ARRB1 & ARRB2 Knockout HEK293T Cell Line

The choice depends on whether you are studying combined β-arrestin 1/2 functions or modeling biased GPCR agonism. The Double Knockout line is the gold-standard tool for asking whether β-arrestins are required for GPCR functions — ARRB1 (β-arrestin 1) and ARRB2 (β-arrestin 2) are highly homologous scaffold proteins that bind agonist-occupied phosphorylated GPCRs, mediating receptor desensitization, internalization, and G-protein-independent signaling (ERK, p38, JNK activation through β-arrestin-MAPK scaffolding). Combined β-arrestin 1/2 double knockout eliminates β-arrestin-mediated signaling, enabling pure G-protein-only GPCR analysis. For GPCR pharmacology research, the EDITGENE ARRB1 & ARRB2 Double Knockout in HEK293T is the gold-standard genetic tool — HEK293T's very high transfection efficiency supports systematic biased agonism research. Single β-arrestin paralogs share substantial functional overlap — double knockout completely eliminates β-arrestin-mediated functions. Single-isoform rescue (ARRB1 alone or ARRB2 alone) enables paralog-specific functional dissection — gold-standard experimental design. The double knockout is uniquely valuable for studying ⭐⭐ biased GPCR agonism (G-protein-biased vs β-arrestin-biased ligands), GPCR-targeted drug development with biased activation profiles (TRV027 angiotensin biased, oliceridine/Olinvyk biased μ-opioid), and emerging biased GPCR therapeutics.

Primary applications: • Biased GPCR agonism: parallel G-protein vs β-arrestin signaling analysis given pure G-protein-only GPCR pharmacology in the double KO. • Single-isoform rescue: re-introduction of ARRB1 alone or ARRB2 alone enables paralog-specific functional dissection — gold-standard experimental design. • GPCR internalization: agonist-induced receptor internalization analysis — abolished in β-arrestin-null cells. • Biased ligand specificity: critical genetic control for ⭐ oliceridine (Olinvyk, FDA-approved G-protein-biased μ-opioid), TRV027 (β-arrestin-biased angiotensin), and emerging biased GPCR drug development. EDITGENE recommends this HEK293T-based double KO as the gold-standard genetic tool for biased GPCR pharmacology and biased ligand drug development.

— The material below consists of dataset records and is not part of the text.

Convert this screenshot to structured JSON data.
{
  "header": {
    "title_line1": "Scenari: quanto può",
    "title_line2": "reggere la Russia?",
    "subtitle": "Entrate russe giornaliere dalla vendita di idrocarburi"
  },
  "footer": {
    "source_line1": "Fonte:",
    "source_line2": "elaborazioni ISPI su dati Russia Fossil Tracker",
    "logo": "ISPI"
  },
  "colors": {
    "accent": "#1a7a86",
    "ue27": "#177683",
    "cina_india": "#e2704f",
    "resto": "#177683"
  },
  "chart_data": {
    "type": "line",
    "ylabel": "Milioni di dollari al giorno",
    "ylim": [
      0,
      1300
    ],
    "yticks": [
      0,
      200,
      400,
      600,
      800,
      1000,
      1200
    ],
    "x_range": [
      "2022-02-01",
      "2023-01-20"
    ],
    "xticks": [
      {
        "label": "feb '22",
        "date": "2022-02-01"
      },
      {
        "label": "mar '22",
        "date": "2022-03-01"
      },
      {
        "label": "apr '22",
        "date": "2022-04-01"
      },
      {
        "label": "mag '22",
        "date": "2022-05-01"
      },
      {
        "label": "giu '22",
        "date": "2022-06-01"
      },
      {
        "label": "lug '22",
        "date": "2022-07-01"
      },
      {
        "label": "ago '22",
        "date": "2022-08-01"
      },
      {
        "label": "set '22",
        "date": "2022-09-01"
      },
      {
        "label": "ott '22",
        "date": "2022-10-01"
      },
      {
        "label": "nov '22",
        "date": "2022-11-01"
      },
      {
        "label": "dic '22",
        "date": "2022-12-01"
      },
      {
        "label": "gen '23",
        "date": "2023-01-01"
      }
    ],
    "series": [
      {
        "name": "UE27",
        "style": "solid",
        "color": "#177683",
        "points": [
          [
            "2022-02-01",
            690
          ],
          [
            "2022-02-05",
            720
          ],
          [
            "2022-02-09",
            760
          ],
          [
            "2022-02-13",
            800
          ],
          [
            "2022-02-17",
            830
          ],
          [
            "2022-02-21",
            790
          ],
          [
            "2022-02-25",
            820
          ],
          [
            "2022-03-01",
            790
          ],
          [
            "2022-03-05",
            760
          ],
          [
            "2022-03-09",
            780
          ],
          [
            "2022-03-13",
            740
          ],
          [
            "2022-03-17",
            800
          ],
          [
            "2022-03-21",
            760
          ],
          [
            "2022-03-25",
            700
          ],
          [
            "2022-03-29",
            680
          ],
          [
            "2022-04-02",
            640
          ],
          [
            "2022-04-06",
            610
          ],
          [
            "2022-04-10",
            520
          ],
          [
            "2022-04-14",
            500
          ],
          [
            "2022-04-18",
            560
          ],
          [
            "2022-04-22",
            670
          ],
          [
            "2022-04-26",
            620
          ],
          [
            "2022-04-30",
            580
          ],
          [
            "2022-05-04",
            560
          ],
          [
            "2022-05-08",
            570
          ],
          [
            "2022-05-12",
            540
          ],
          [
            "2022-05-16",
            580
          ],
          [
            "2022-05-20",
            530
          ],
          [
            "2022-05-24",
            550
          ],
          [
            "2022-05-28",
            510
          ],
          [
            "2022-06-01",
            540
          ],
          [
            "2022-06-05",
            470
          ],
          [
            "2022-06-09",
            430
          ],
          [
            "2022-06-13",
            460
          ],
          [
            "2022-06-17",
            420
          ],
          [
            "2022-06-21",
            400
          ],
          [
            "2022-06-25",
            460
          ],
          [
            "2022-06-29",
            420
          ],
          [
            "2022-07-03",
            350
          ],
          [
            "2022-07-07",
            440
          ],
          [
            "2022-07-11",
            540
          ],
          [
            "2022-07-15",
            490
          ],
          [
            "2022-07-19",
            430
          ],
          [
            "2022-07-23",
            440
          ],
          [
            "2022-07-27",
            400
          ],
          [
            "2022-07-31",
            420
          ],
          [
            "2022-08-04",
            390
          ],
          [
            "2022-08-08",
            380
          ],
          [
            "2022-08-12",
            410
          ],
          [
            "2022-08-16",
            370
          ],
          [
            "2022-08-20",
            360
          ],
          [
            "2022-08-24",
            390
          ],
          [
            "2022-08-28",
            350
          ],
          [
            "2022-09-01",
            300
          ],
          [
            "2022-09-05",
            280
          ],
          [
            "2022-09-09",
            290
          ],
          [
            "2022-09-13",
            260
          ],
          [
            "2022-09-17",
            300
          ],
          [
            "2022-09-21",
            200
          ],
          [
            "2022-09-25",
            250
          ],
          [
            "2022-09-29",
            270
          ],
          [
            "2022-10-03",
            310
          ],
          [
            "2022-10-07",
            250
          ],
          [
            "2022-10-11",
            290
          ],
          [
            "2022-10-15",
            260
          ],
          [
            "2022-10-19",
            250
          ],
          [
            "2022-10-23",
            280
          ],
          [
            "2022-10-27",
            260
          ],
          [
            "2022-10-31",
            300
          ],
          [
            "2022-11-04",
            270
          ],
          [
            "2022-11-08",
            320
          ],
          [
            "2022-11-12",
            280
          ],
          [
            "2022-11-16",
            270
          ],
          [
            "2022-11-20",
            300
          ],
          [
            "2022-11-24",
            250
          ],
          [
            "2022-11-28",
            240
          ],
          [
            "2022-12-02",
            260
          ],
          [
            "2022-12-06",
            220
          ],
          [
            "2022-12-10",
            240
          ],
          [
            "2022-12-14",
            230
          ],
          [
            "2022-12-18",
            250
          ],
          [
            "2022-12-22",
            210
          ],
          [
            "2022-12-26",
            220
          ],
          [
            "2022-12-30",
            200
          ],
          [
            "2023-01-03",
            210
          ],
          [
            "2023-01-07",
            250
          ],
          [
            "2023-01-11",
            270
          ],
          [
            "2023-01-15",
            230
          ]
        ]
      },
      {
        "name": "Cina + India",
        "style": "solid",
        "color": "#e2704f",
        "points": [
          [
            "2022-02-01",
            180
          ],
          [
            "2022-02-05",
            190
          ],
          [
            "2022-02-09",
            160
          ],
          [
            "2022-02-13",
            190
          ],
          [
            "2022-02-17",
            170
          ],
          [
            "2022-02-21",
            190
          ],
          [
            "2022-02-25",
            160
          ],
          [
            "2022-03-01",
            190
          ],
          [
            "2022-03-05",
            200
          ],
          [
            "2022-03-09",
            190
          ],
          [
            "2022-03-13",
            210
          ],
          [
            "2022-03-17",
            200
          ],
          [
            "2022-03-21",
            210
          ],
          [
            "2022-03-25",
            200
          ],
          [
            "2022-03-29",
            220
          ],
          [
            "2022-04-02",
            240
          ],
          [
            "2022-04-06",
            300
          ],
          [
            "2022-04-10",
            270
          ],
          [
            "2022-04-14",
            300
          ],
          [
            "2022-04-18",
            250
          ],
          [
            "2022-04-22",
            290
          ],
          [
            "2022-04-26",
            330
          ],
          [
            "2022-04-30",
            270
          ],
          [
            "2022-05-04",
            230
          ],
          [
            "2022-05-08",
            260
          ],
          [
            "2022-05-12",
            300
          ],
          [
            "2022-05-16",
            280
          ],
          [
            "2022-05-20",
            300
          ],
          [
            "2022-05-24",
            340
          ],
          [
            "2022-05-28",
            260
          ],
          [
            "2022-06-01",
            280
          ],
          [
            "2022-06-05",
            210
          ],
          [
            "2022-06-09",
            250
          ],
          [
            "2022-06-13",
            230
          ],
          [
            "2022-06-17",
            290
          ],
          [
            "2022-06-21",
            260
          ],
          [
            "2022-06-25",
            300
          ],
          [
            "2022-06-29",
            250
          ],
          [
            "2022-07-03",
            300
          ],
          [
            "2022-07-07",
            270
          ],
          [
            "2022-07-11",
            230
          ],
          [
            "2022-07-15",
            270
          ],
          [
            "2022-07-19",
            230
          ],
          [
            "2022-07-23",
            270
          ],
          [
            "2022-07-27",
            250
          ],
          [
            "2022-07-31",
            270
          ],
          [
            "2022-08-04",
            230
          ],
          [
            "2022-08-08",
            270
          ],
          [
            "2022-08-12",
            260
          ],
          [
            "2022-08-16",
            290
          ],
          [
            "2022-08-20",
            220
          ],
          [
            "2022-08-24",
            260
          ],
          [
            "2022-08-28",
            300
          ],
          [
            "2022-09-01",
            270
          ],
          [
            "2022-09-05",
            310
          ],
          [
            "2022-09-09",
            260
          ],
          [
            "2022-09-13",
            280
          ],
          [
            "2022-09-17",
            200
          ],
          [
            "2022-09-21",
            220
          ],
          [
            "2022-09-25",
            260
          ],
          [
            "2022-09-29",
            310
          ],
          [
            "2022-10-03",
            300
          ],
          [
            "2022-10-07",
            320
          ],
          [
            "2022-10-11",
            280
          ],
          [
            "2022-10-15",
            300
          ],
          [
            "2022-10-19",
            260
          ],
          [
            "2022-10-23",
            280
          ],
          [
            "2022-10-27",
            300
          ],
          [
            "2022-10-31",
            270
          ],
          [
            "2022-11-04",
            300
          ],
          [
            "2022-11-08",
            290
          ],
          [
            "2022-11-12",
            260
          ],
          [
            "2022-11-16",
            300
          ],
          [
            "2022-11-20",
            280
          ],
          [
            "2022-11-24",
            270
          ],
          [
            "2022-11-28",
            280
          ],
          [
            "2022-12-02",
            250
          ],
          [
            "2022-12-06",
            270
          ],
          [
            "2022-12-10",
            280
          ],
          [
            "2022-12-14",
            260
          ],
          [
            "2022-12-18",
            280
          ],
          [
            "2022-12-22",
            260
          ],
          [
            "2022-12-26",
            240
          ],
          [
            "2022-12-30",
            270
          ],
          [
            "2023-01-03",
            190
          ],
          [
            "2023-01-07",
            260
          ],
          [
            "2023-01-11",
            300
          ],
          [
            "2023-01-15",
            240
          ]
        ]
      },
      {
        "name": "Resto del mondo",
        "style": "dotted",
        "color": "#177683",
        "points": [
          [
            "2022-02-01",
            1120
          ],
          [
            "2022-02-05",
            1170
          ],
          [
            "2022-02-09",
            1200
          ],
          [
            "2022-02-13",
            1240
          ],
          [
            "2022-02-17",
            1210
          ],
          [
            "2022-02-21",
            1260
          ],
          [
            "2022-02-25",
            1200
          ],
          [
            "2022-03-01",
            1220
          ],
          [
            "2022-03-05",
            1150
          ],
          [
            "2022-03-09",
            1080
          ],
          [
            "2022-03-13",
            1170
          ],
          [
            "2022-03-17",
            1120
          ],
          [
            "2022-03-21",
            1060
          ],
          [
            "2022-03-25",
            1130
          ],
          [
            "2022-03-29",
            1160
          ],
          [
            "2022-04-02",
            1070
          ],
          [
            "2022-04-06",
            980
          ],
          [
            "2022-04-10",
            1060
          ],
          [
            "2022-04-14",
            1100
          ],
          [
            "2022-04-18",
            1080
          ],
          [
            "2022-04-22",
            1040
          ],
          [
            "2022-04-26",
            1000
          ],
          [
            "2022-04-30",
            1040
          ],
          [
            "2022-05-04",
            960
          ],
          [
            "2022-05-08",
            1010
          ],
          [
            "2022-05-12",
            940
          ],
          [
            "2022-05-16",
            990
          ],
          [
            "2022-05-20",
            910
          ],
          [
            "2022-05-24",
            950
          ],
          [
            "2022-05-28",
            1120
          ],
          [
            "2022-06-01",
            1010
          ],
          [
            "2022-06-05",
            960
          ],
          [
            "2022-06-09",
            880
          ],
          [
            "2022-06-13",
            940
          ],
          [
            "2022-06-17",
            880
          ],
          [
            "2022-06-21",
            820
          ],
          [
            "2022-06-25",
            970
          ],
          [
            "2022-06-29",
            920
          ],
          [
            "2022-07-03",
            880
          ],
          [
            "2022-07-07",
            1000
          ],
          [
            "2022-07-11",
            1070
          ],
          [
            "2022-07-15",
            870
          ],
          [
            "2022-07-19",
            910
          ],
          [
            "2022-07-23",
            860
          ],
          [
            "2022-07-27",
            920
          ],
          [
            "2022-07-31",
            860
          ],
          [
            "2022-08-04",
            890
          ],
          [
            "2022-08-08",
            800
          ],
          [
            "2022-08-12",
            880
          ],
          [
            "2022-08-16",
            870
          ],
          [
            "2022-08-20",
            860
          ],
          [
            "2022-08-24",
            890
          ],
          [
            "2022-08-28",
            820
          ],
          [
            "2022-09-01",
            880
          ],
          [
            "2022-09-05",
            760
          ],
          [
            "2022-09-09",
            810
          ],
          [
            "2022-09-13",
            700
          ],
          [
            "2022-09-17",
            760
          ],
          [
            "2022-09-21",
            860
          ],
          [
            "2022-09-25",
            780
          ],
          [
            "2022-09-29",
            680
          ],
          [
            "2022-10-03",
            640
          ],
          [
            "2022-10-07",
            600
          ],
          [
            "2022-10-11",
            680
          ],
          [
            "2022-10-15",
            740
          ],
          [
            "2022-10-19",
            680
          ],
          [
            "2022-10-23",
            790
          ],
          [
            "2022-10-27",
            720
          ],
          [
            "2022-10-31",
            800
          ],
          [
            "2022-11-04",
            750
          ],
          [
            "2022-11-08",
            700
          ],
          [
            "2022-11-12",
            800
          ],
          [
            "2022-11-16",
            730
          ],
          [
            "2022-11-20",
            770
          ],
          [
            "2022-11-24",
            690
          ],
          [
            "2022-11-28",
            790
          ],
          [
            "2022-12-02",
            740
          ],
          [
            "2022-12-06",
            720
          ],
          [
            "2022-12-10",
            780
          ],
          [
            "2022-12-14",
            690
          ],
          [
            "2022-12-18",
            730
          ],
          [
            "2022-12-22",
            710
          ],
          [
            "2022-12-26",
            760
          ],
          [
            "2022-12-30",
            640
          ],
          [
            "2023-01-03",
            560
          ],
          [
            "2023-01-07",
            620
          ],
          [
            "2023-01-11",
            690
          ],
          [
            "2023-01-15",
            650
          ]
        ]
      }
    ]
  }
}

Yes, and rescue experiments are uniquely powerful in this double knockout for biased GPCR research: • Single-isoform rescue: re-introduction of ARRB1 alone or ARRB2 alone enables paralog-specific functional dissection — gold-standard experimental design for β-arrestin paralog biology. • Construct design: use codon-modified ARRB1 or ARRB2 sequences with small C-terminal tags (FLAG, HA) — small tags preserve β-arrestin conformational changes. • Phosphorylation-independent mutant rescue: R169E (β-arrestin 1) or analogous mutations generate phosphorylation-independent active β-arrestin for biased agonism research. • Functional readout: rescue should restore agonist-induced GPCR internalization and β-arrestin-mediated MAPK signaling. HEK293T transduces with very high efficiency and supports systematic isoform-specific rescue experiments.